Insulin-like growth factor-1 and insulin-like growth factor binding protein-3 for prostate cancer detection in patients undergoing prostate biopsy

PURPOSE: Laboratory and epidemiological studies suggest that high circulating insulin-like growth factor (IGF)-1 and low IGF binding protein-3 are associated with increased prostate cancer risk. However, the usefulness of serum IGF-1 or IGF binding protein-3 for predicting pathology results in men undergoing prostate biopsy is unclear. We examined the relationships of serum IGF-1, IGF binding protein-3 and the results of prostate biopsy.
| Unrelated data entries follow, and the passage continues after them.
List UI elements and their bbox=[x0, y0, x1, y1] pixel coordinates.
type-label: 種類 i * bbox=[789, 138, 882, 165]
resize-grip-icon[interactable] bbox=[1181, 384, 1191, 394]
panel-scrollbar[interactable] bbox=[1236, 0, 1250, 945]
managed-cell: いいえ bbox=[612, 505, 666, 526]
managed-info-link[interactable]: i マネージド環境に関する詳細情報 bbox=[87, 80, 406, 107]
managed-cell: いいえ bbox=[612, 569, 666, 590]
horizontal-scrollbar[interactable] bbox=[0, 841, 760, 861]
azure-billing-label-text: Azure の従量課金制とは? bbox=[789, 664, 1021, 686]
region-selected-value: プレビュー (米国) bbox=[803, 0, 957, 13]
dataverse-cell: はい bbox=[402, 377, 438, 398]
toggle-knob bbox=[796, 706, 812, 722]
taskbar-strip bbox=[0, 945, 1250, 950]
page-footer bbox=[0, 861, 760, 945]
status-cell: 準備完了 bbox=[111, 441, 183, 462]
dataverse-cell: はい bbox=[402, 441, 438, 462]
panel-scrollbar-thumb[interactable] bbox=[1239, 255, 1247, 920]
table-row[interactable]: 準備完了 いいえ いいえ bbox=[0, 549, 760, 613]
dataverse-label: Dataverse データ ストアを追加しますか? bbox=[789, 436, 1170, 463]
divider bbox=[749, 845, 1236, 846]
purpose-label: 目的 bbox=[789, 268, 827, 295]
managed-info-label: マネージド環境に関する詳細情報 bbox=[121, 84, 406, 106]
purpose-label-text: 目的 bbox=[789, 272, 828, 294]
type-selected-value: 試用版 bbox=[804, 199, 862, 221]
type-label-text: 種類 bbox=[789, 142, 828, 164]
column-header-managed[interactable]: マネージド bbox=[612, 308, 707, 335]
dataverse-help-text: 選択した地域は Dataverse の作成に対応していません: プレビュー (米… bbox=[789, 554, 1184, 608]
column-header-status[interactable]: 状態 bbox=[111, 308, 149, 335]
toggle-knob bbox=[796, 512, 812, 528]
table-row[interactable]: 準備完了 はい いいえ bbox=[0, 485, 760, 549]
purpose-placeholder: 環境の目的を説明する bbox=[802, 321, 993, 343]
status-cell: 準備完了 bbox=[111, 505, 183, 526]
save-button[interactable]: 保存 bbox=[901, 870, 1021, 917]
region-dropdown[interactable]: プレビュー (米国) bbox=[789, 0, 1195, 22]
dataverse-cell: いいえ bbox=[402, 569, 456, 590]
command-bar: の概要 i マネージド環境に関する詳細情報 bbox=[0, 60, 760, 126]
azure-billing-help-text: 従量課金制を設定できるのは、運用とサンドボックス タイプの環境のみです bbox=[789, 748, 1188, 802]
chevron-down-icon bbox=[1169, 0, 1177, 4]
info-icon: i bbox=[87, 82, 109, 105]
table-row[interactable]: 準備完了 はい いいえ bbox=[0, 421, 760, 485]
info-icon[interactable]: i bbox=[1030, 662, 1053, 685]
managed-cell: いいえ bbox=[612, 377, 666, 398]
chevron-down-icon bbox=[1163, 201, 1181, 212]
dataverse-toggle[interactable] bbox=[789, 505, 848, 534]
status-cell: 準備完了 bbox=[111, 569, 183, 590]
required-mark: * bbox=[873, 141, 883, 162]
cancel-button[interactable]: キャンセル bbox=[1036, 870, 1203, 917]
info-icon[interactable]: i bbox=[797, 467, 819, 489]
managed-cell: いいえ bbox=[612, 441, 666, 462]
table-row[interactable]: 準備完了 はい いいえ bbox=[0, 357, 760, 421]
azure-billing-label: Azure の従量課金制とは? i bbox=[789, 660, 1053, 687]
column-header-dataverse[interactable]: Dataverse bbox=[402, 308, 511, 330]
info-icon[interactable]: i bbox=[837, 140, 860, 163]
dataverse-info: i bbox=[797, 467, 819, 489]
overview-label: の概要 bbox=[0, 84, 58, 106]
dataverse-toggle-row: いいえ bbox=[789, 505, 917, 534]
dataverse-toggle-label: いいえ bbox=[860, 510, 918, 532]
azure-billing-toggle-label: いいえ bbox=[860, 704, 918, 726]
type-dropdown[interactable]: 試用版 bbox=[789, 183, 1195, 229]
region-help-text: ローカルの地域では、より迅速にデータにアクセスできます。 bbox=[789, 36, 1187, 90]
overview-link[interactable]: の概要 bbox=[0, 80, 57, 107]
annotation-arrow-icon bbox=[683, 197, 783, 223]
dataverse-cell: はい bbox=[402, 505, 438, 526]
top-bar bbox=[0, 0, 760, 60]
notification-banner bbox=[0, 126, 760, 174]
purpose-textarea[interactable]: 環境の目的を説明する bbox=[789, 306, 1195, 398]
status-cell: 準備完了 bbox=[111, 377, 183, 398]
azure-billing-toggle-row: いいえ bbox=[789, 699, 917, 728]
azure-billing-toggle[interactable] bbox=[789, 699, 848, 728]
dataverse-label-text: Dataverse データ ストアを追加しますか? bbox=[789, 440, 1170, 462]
MATERIALS AND METHODS: A total of 652 consecutive patients with elevated serum prostate specific antigen (PSA) or abnormal digital rectal examination who were referred for transrectal ultrasound sextant prostate needle biopsy underwent blood sampling before biopsy. PSA, free PSA, IGF-1 and IGF binding protein-3 were measured. There were 244 men (37.4%) with cancer and 408 controls with benign conditions. RESULTS: Mean IGF-1 plus or minus SD in the cancer and control groups was 176.1 +/- 58.3 and 178.7 +/- 54.7 ng./ml., respectively (p = 0.57). Mean IGF binding protein-3 in the cancer and control groups was 2,724 +/- 647 and 2,673 +/- 589 ng./ml., respectively (p = 0.3). Adjustment for age and PSA showed significantly lower IGF-1 in cancer cases, while IGF binding protein-3 was not significant. ROC values were significantly higher for free-to-total PSA and PSA than for crude and age adjusted IGF-1 and IGF binding protein-3. CONCLUSIONS: Our data indicate that serum IGF-1 or IGF binding protein-3 does not predict the results of prostate biopsy in men with elevated PSA or abnormal digital rectal examination. This finding implies that while there is evidence that the IGF-1 level is a risk factor for prostate cancer, neither IGF-1 nor IGF binding protein-3 can be used as a tumor marker for this disease.